From 1992 to 2008, for every 100,000 workers in the United States commercial fishing industry, 128 died. Compare that to a rate of four deaths per 100,000 workers in the U.S. workforce as a whole.  

The Centers for Disease Control and Prevention recently found that between 2000 and 2009, more Gulf of Mexico shrimpers and Atlantic scallop fishermen died than any other fishery type. But when you look by region at the rate of death (the number of deaths compared to population), the waters off the coast of Alaska were the deadliest fishing area. 
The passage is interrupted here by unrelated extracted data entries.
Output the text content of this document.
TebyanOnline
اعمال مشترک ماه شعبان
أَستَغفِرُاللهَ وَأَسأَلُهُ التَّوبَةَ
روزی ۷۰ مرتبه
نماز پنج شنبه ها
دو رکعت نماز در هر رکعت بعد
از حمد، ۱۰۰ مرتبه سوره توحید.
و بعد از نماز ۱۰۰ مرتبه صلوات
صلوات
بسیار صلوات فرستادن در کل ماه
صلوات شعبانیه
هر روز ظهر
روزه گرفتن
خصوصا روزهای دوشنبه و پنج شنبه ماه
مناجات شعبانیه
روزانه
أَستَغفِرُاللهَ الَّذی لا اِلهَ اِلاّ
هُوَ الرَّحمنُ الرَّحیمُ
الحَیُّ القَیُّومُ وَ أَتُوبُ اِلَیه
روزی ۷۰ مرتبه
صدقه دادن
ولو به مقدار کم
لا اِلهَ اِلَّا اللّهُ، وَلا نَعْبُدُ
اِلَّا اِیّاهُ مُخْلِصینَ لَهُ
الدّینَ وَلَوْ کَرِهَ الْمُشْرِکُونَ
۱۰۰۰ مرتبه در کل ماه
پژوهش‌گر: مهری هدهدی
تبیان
The CDC says an average of 58 fishermen a year died on the job from 1992 to 2008. In the 1990s, regulators identified and addressed hazards in Alaska, and the rate of deaths there dropped.

The CDC reports:

“Among the 504 U.S. commercial fishing deaths, the majority occurred after a vessel disaster (261 deaths, 52%) or a fall overboard (155 deaths, 31%). By region, 133 (26%) deaths occurred off the coast of Alaska, 124 (25%) in the Northeast, 116 (23%) in the Gulf of Mexico, 83 (16%) off the West Coast, and 41 (8%) in the Mid- and South Atlantic.”

Of the deaths in which the type of fishing was known, the deadliest was shellfishing, which accounted for close to half of the deaths (47 percent). The data also shows:

“Of those fisheries for which average annual fatality rates could be calculated, the Northeast multispecies groundfish fishery had the highest rate (600 deaths per 100,000 FTEs), followed by the Atlantic scallop fleet (including the Northeast and Mid-Atlantic regions) (425 deaths per 100,000 FTEs) and the West Coast Dungeness crab fleet (310 deaths per 100,000 FTEs) (Table 2).

“Other fishery-specific fatality rates were calculated for the Bering Sea Aleutian Island crab fleet (260 deaths per 100,000 FTEs), Alaska halibut (130 deaths per 100,000 FTEs), and Alaska salmon (115 deaths per 100,000 FTEs). The fisheries with the highest number of fatalities were Gulf of Mexico shrimp (55), Atlantic scallop (44), and Alaskan salmon (39) (Table 2).”